Мариус со всех ног бросился к ней на помощь, но, прежде чем он оказался рядом, она выпрямилась и, легкая как тень, исчезла среди многочисленных колонн церкви.
Поддавшись охватившим его чувствам, он было бросился ей вослед, как вдруг заметил на одной из плит какой-то предмет, который незнакомка обронила, убегая.
Он поднял его — им оказался молитвенник; на его сафьяновом переплете готическим шрифтом были оттиснуты всего две буквы: «М. Р.»

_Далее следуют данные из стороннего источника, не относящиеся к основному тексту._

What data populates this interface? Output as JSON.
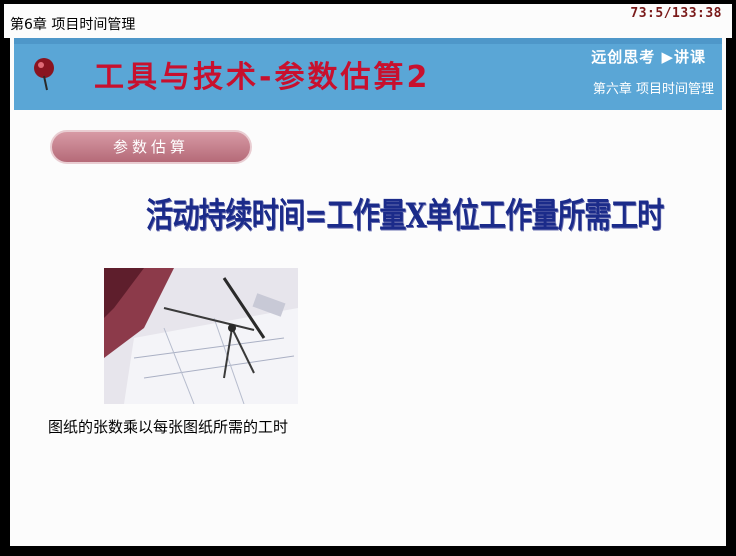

У Мариуса больше не оставалось никаких сомнений: молодая женщина была Мадлен, и она слышала все, что он полагал доверить одному Богу.
Не закончив молиться, он покинул церковь еще более потрясенный, чем когда вошел в нее.
Бледный и дрожащий, он вернулся в дом хозяина своей фирмы. Подавленность Мариуса была настолько сильной, настолько очевидной, что его сочли больным и вызвали врача; тот обнаружил у него сильный жар. Его уложили в постель; но, даже оказавшись в одиночестве в своей маленькой комнате, он и не помышлял написать девушке, ибо был уверен, что, испытывая законное негодование, она, по меньшей мере, отошлет ему письмо, даже не прочитав его.
Между тем г-ну Кумбу не пришлось пускать в ход свой талант по обращению с огнестрельным оружием: г-н Риуф и его сестра не появились у ворот деревенского домика.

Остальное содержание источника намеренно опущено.